Een it-manager is afhankelijk van zijn leveranciers. Dat heb ik vandaag weer op ongelukkige wijze aan den lijve mogen ondervinden. Er was een probleem met onze mailserver. Als de mailserver platligt, dan heb je meteen het hele bedrijf op je nek. Ineens wordt iedereen technisch werkloos. De server moet vanmorgen rond zeven uur gecrasht zijn. Om half acht, ik zat op de ring van Brussel, had ik de krijsende Jonkheer, Baron en Graaf Roberti van Bommerkonten, onze ceo, op mijn gsm. Ik moest ervoor zorgen dat de mail voor negen uur weer in de lucht was. Anders zou ik wat beleven. Zo gaat dat dus bij ons.
Wat doe je als je uitgekafferd wordt? Je begint andere mensen ook uit te kafferen. Ik bel dus naar P, onze dienstenleverancier.
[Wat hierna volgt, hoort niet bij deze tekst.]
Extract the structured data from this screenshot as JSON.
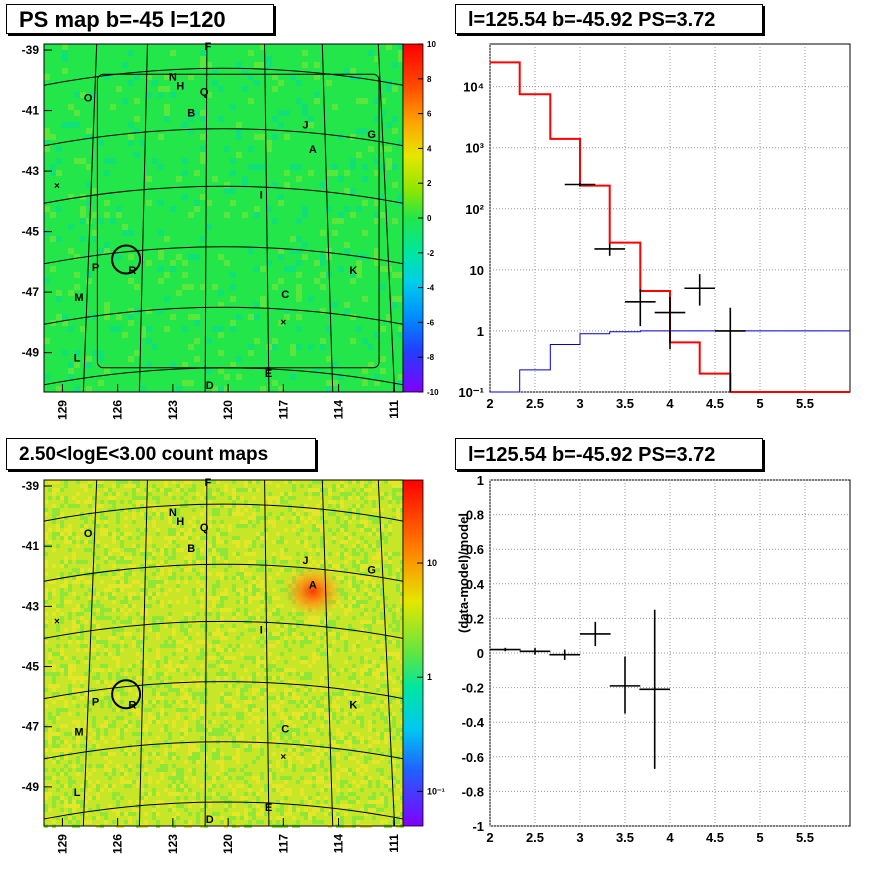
{
  "panels": {
    "tl_title": "PS map b=-45 l=120",
    "bl_title": "2.50<logE<3.00 count maps",
    "tr_title": "l=125.54 b=-45.92 PS=3.72",
    "br_title": "l=125.54 b=-45.92 PS=3.72"
  },
  "colors": {
    "map_green": "#22e64a",
    "map_yellow": "#c8e628",
    "hot_orange": "#ff7a10",
    "model_red": "#ff0000",
    "background_blue": "#0000cc"
  },
  "chart_data": [
    {
      "type": "heatmap",
      "title": "PS map b=-45 l=120",
      "x_tick_labels": [
        "129",
        "126",
        "123",
        "120",
        "117",
        "114",
        "111"
      ],
      "y_tick_labels": [
        "-39",
        "-41",
        "-43",
        "-45",
        "-47",
        "-49"
      ],
      "xlim": [
        130,
        110.5
      ],
      "ylim": [
        -50.3,
        -38.8
      ],
      "colorbar": {
        "range": [
          -10,
          10
        ],
        "tick_labels": [
          "10",
          "8",
          "6",
          "4",
          "2",
          "0",
          "-2",
          "-4",
          "-6",
          "-8",
          "-10"
        ]
      },
      "source_labels": [
        {
          "name": "F",
          "l": 121.1,
          "b": -39.0
        },
        {
          "name": "N",
          "l": 123.0,
          "b": -40.0
        },
        {
          "name": "H",
          "l": 122.6,
          "b": -40.3
        },
        {
          "name": "Q",
          "l": 121.3,
          "b": -40.5
        },
        {
          "name": "O",
          "l": 127.6,
          "b": -40.7
        },
        {
          "name": "B",
          "l": 122.0,
          "b": -41.2
        },
        {
          "name": "J",
          "l": 115.8,
          "b": -41.6
        },
        {
          "name": "G",
          "l": 112.2,
          "b": -41.9
        },
        {
          "name": "A",
          "l": 115.4,
          "b": -42.4
        },
        {
          "name": "I",
          "l": 118.2,
          "b": -43.9
        },
        {
          "name": "P",
          "l": 127.2,
          "b": -46.3
        },
        {
          "name": "R",
          "l": 125.2,
          "b": -46.4
        },
        {
          "name": "K",
          "l": 113.2,
          "b": -46.4
        },
        {
          "name": "M",
          "l": 128.1,
          "b": -47.3
        },
        {
          "name": "C",
          "l": 116.9,
          "b": -47.2
        },
        {
          "name": "L",
          "l": 128.2,
          "b": -49.3
        },
        {
          "name": "E",
          "l": 117.8,
          "b": -49.8
        },
        {
          "name": "D",
          "l": 121.0,
          "b": -50.2
        }
      ],
      "markers": [
        {
          "l": 129.3,
          "b": -43.5
        },
        {
          "l": 117.0,
          "b": -48.0
        }
      ],
      "circle": {
        "l": 125.54,
        "b": -45.92
      }
    },
    {
      "type": "heatmap",
      "title": "2.50<logE<3.00 count maps",
      "x_tick_labels": [
        "129",
        "126",
        "123",
        "120",
        "117",
        "114",
        "111"
      ],
      "y_tick_labels": [
        "-39",
        "-41",
        "-43",
        "-45",
        "-47",
        "-49"
      ],
      "xlim": [
        130,
        110.5
      ],
      "ylim": [
        -50.3,
        -38.8
      ],
      "colorbar": {
        "log_scale": true,
        "tick_labels": [
          "10",
          "1",
          "10⁻¹"
        ]
      },
      "hot_spot": {
        "l": 115.4,
        "b": -42.5
      }
    },
    {
      "type": "line",
      "title": "l=125.54 b=-45.92 PS=3.72",
      "xlim": [
        2,
        6
      ],
      "ylim": [
        0.1,
        50000
      ],
      "y_log": true,
      "x_tick_labels": [
        "2",
        "2.5",
        "3",
        "3.5",
        "4",
        "4.5",
        "5",
        "5.5"
      ],
      "y_tick_labels": [
        "10⁴",
        "10³",
        "10²",
        "10",
        "1",
        "10⁻¹"
      ],
      "grid": true,
      "model_edges": [
        2.0,
        2.33,
        2.67,
        3.0,
        3.33,
        3.67,
        4.0,
        4.33,
        4.67,
        5.0,
        5.33,
        5.67,
        6.0
      ],
      "model_values": [
        25000,
        7500,
        1400,
        240,
        28,
        4.5,
        0.65,
        0.2,
        0.1,
        0.1,
        0.1,
        0.1
      ],
      "background_values": [
        0.01,
        0.23,
        0.6,
        0.9,
        0.97,
        1.0,
        1.0,
        1.0,
        1.0,
        1.0,
        1.0,
        1.0
      ],
      "data_points": [
        {
          "x": 3.0,
          "y": 250,
          "xerr": 0.17,
          "ylo": 235,
          "yhi": 266
        },
        {
          "x": 3.33,
          "y": 22,
          "xerr": 0.17,
          "ylo": 17,
          "yhi": 27
        },
        {
          "x": 3.67,
          "y": 3,
          "xerr": 0.17,
          "ylo": 1.2,
          "yhi": 4.8
        },
        {
          "x": 4.0,
          "y": 2,
          "xerr": 0.17,
          "ylo": 0.5,
          "yhi": 3.6
        },
        {
          "x": 4.33,
          "y": 5,
          "xerr": 0.17,
          "ylo": 2.6,
          "yhi": 8.5
        },
        {
          "x": 4.67,
          "y": 1,
          "xerr": 0.17,
          "ylo": 0.1,
          "yhi": 2.4
        }
      ]
    },
    {
      "type": "scatter",
      "title": "l=125.54 b=-45.92 PS=3.72",
      "ylabel": "(data-model)/model",
      "xlim": [
        2,
        6
      ],
      "ylim": [
        -1,
        1
      ],
      "x_tick_labels": [
        "2",
        "2.5",
        "3",
        "3.5",
        "4",
        "4.5",
        "5",
        "5.5"
      ],
      "y_tick_labels": [
        "1",
        "0.8",
        "0.6",
        "0.4",
        "0.2",
        "0",
        "-0.2",
        "-0.4",
        "-0.6",
        "-0.8",
        "-1"
      ],
      "grid": true,
      "data_points": [
        {
          "x": 2.17,
          "y": 0.02,
          "xerr": 0.17,
          "ylo": 0.01,
          "yhi": 0.03
        },
        {
          "x": 2.5,
          "y": 0.01,
          "xerr": 0.17,
          "ylo": -0.01,
          "yhi": 0.03
        },
        {
          "x": 2.83,
          "y": -0.01,
          "xerr": 0.17,
          "ylo": -0.04,
          "yhi": 0.02
        },
        {
          "x": 3.17,
          "y": 0.11,
          "xerr": 0.17,
          "ylo": 0.04,
          "yhi": 0.18
        },
        {
          "x": 3.5,
          "y": -0.19,
          "xerr": 0.17,
          "ylo": -0.35,
          "yhi": -0.02
        },
        {
          "x": 3.83,
          "y": -0.21,
          "xerr": 0.17,
          "ylo": -0.67,
          "yhi": 0.25
        }
      ]
    }
  ]
}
We hebben daar een peperduur hardware-onderhoudscontract, met gegarandeerde herstellingsverplichting binnen de 4 uur. Er zijn vaste procedures om een call te loggen, maar daar had ik nu net geen tijd voor. Ik bel en vraag naar de helpdesk. Ze laten mij een kwartier wachten, ondertussen wordt Proximus stinkend rijk van de 4 Seizoenen van Vivaldi die telkens onderbroken worden door een mechanische stem die mij aanmaant nog een beetje te wachten. Eindelijk komt een menselijk figuur mij vragen wat er aan de hand is. Ik moet mijn call-id geven, het nummer van het onderhoudscontract, en dan wil een technicus met mij spreken. Ik heb al die gegevens natuurlijk niet bij me in de auto, en ik probeer dat met een nauwelijks onderdrukt ongeduld uit te leggen. De stem aan de andere kant blijft onvermurwbaar.
“Weet u hoeveel wij betalen voor uw diensten”, blaf ik hem toe.
“Dat doet er niet toe, mijnheer. Ik moet de procedure volgen.”
“Ik wil met uw baas spreken”, roep ik.
“Die is er niet.”
“Waar zit die dan?”
“Op een seminarie over klantgerichtheid.”
“Zo’n hol prietpraatgedoe voor pipo’s die nog nooit een klant van dichtbij gezien hebben. U hebt nu de kans om zelf iets heel praktisch te doen voor een klant die diep in de shit zit.”
“Dat mag ik niet.”
“Dat mag u niet. Godverdomme. Is dat nu niet om dood te vallen.”
“Is er verder nog iets? Dan kan ik deze call afsluiten.”
Ik begon bijna te hyperventileren. Het haar op mijn hoofd deed zelfs pijn van de boosaardige adrenaline die door mijn lijf stroomde.
Ondertussen was het al acht uur geworden. Ik probeerde Josiane te bellen, mijn secretaresse, die nu wel al op kantoor zou zijn.
“Josianeke, belde gij eens naar P, ge weet hoe ge een level 3 call moet loggen, en zeg dat ik om 10 uur de services director van P op mijn bureau wil hebben. Ik heb een hele mand eieren met hem te pellen.”
” Ge zijt precies boos, baas”, probeert ze.
“Doe wat ik u gezegd heb, en zever niet.” Ik heb meteen spijt van mijn botheid. Ik zal ze morgen een bloemetje geven. Ons Josiane, een secretaresse uit de duizend.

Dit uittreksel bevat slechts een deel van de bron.